Becoming digitally fluent
The willingness to undergo transformation — both for leaders and organizations — is the crucial first step toward embracing the digital world.
If you're over 30, you will likely have "analogical baggage," says IESE's Javier Zamora, adding that "even with your analogical accent, you can learn to speak digital."
In the program Business Transformation in the Digital Age, Zamora, together with IESE's Evgeny Kaganer and Sandra Sieber, teaches executives how to become digitally fluent, so that they can integrate digital thinking into their everyday management. Once they "see the digital scaffolding behind the physical world," they can begin to transform the way they manage their companies.
A more collaborative environment
One important transformation is that IT departments can no longer be treated in isolation, nor can technology be regarded as a discrete business area. Instead, information technologies become central to empowering employees and integral to everyone being able to achieve strategic business goals.
An example of this shift is the trend toward BYOD ("bring your own device") whereby employees are encouraged to bring their own mobile devices to work and allowed to connect them to corporate networks, accessing workplace applications and privileged information.
Alongside this is the widespread use of social media networks, which have created new types of customer engagement, obliging companies to become much more customer-centered.
These trends throw up a raft of new issues, which IESE's Sandra Sieber explores in two programs: Advanced Digital Media Strategies and the Advanced Management Program in Media and Entertainment.
"The challenge is not the technology per se, but rather how business leaders adjust organizational processes and cultures to take advantage of the benefits the technology offers," says Sieber, who also delivers the plenary session "Business Goes Digital" as part of the Fast Forward program.
"No doubt we will have to break down communication silos and migrate toward a more collaborative culture and environment, which facilitates teamwork and supports a process view (as opposed to a purely technical view of IT activities)," says Sieber. "For many organizations, these
are big changes."
Use the information, not just the technology
Perhaps the biggest step to cross the digital divide concerns the issue of big data: "Information is power, but only if you know what to do with it," says Javier Zamora, who leads a session on "Connecting the Dots with Big Data: Turning Gigabytes into Business Insights" as part of the Fast Forward program.
Certainly, understanding how to transform big data into decisions that improve business performance should be at the top every executive agenda. But beyond using big data to benefit business, we should also be considering how to use it to boost individual performance.
"Think about all the e-mails you send every day; all the calls you make; all the apps you use on your mobile devices: These reflect your work habits, your productivity patterns, your movements, your sleep patterns," says Evgeny Káganer.

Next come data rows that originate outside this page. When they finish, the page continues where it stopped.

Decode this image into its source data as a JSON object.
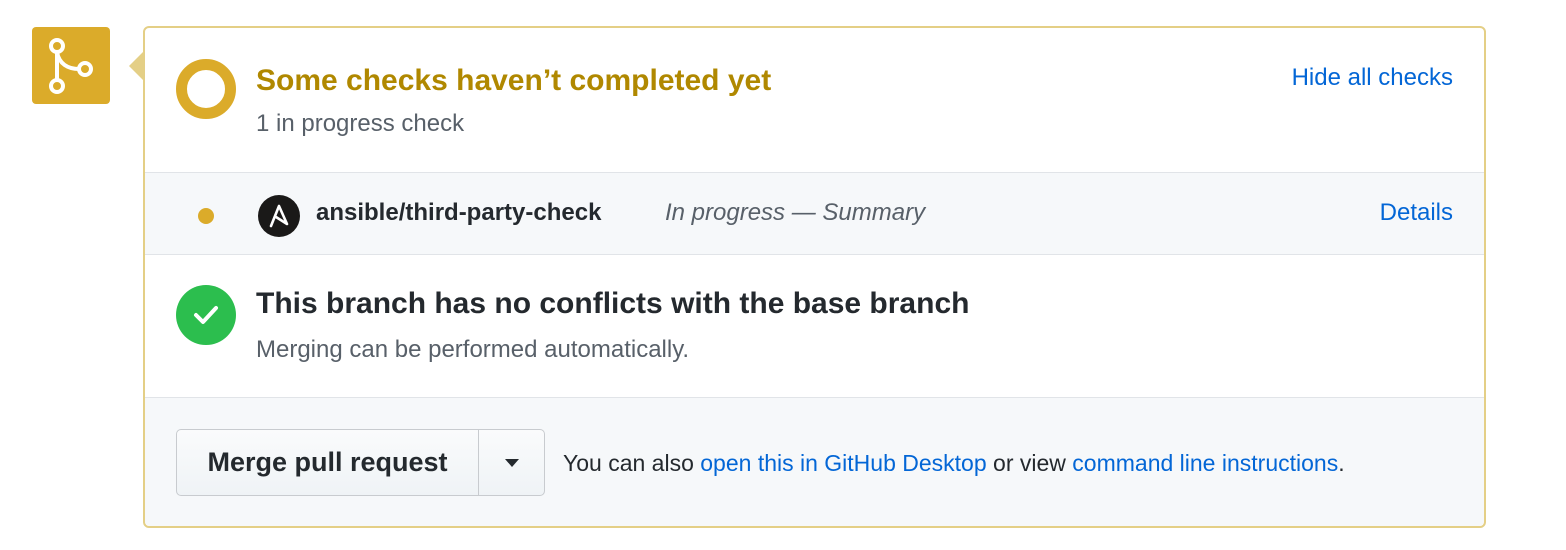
{
  "icons": {
    "merge": "git-merge-icon",
    "pending": "pending-ring-icon",
    "check_dot": "in-progress-dot-icon",
    "avatar": "ansible-logo-icon",
    "success": "check-icon",
    "caret": "caret-down-icon"
  },
  "colors": {
    "pending": "#dbab2a",
    "pending_text": "#b08800",
    "success": "#2cbe4e",
    "link": "#0366d6"
  },
  "status": {
    "title": "Some checks haven’t completed yet",
    "subtitle": "1 in progress check",
    "toggle_label": "Hide all checks"
  },
  "checks": [
    {
      "name": "ansible/third-party-check",
      "description": "In progress — Summary",
      "details_label": "Details"
    }
  ],
  "branch": {
    "title": "This branch has no conflicts with the base branch",
    "subtitle": "Merging can be performed automatically."
  },
  "merge": {
    "button_label": "Merge pull request",
    "text_prefix": "You can also ",
    "desktop_link": "open this in GitHub Desktop",
    "text_middle": " or view ",
    "cli_link": "command line instructions",
    "text_suffix": "."
  }
}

"The most powerful aspect will come when you start to integrate these dimensions: What is the relationship between my work habits, productivity patterns and daily activities in terms of my personal well-being? We, as individuals, can then start steering the conversation, telling businesses how we want products, services and business models to be, instead of the other way around."
Willingness to experiment
As part of the Fast Forward program, Evgeny Káganer, Sandra Sieber and Javier Zamora offer further suggestions for leading the digital transformation within your organization, and they outline the leadership competencies essential to drive change forward.
"Nowcasting" — a way of forecasting by reading the public mood using real-time social media tools like Twitter — is fast becoming a key capability to gain immediate insights into rapidly evolving customer preferences. Harnessing the potential it offers requires streamlined, nimble processes and a willingness to experiment.
Digital leaders must be able to encourage constant creativity and establish internal processes that spread learning across the organization rapidly.
Leaders should also encourage employees at all levels of the organization to develop digital competencies themselves. The more digitally literate a workforce, the greater their potential to contribute to value creation.
Simply having a smartphone to hand and hundreds of LinkedIn contacts is not enough. Crossing the digital divide requires a change of chip. Inspiring opportunities lie ahead for those willing to take the plunge. Are you one of them?